As they entered the monastery, the monks welcomed them with elaborate ceremonies: drums echoing through the halls, prayer wheels spinning, sacred mantras chanted with intensity. The air was thick with incense and symbolism. But rather than feeling uplifted, Rudi felt something tighten inside — a subtle constriction. Despite the reverence, something felt... hollow.
He looked around at the solemnity, the structure, the deeply embedded tradition — and suddenly felt disconnected from it all.
Then, stepping outside, he saw them: three young novice monks, no older than 10, laughing and playing freely in the dirt. No chants. No rules. Just life — unfiltered, joyful, alive.

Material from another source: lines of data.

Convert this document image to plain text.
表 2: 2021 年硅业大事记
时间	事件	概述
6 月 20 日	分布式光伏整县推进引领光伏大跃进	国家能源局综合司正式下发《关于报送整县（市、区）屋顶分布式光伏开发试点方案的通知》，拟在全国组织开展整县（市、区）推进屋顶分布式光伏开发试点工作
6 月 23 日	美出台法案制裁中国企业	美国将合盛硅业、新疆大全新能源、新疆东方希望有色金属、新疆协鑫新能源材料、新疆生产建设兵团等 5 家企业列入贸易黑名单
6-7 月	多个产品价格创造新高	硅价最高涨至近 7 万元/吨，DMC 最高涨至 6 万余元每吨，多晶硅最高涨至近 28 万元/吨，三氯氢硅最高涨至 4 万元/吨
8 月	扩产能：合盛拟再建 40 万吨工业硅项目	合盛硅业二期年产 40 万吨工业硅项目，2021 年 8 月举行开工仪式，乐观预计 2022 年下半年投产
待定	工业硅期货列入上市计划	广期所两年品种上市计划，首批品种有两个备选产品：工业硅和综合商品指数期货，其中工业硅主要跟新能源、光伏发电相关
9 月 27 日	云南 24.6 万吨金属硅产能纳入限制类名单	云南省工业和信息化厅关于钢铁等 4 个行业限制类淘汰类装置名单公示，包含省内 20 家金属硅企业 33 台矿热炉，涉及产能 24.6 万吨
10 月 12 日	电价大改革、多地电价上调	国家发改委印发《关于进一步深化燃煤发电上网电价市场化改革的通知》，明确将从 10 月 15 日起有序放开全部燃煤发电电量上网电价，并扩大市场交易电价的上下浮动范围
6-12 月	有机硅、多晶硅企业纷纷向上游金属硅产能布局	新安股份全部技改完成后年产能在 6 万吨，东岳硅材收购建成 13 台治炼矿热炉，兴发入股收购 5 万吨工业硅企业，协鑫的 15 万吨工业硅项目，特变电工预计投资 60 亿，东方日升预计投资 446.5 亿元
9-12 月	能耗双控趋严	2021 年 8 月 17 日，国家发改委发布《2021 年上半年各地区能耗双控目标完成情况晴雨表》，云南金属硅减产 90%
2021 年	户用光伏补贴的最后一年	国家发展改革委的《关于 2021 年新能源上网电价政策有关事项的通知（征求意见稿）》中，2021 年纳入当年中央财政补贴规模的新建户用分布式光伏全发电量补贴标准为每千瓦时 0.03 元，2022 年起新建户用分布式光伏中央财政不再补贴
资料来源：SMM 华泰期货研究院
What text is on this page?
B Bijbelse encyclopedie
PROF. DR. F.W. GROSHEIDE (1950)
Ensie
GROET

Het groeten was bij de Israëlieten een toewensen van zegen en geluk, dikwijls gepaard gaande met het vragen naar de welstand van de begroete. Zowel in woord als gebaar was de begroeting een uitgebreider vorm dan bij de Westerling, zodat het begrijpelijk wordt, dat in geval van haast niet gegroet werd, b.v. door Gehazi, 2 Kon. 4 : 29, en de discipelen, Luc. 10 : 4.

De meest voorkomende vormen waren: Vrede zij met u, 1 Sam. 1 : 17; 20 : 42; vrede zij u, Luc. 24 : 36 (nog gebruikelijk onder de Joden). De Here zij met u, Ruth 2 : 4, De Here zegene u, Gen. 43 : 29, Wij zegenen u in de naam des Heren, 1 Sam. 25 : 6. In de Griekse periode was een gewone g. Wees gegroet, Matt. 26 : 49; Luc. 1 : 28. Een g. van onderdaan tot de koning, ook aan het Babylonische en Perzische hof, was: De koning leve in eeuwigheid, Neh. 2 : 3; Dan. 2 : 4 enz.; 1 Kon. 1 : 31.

And in that moment, Rudi turned to his students and said something unforgettable:
“There’s more God in these three children than in everything happening inside that monastery.”
It wasn’t a dismissal of Buddhism or ritual — it was a clarification of essence. Spirituality can be filled with powerful tools — but when those tools become rigid, repetitive, intentionless, when ritual replaces energy, the presence of God is no longer felt — only the form remains.
What Rudi saw in those children was spiritual aliveness — what we might call, consciousness, joy, energy, bliss.
That is the real temple, we have to step outside the walls and outside on the mind to find it.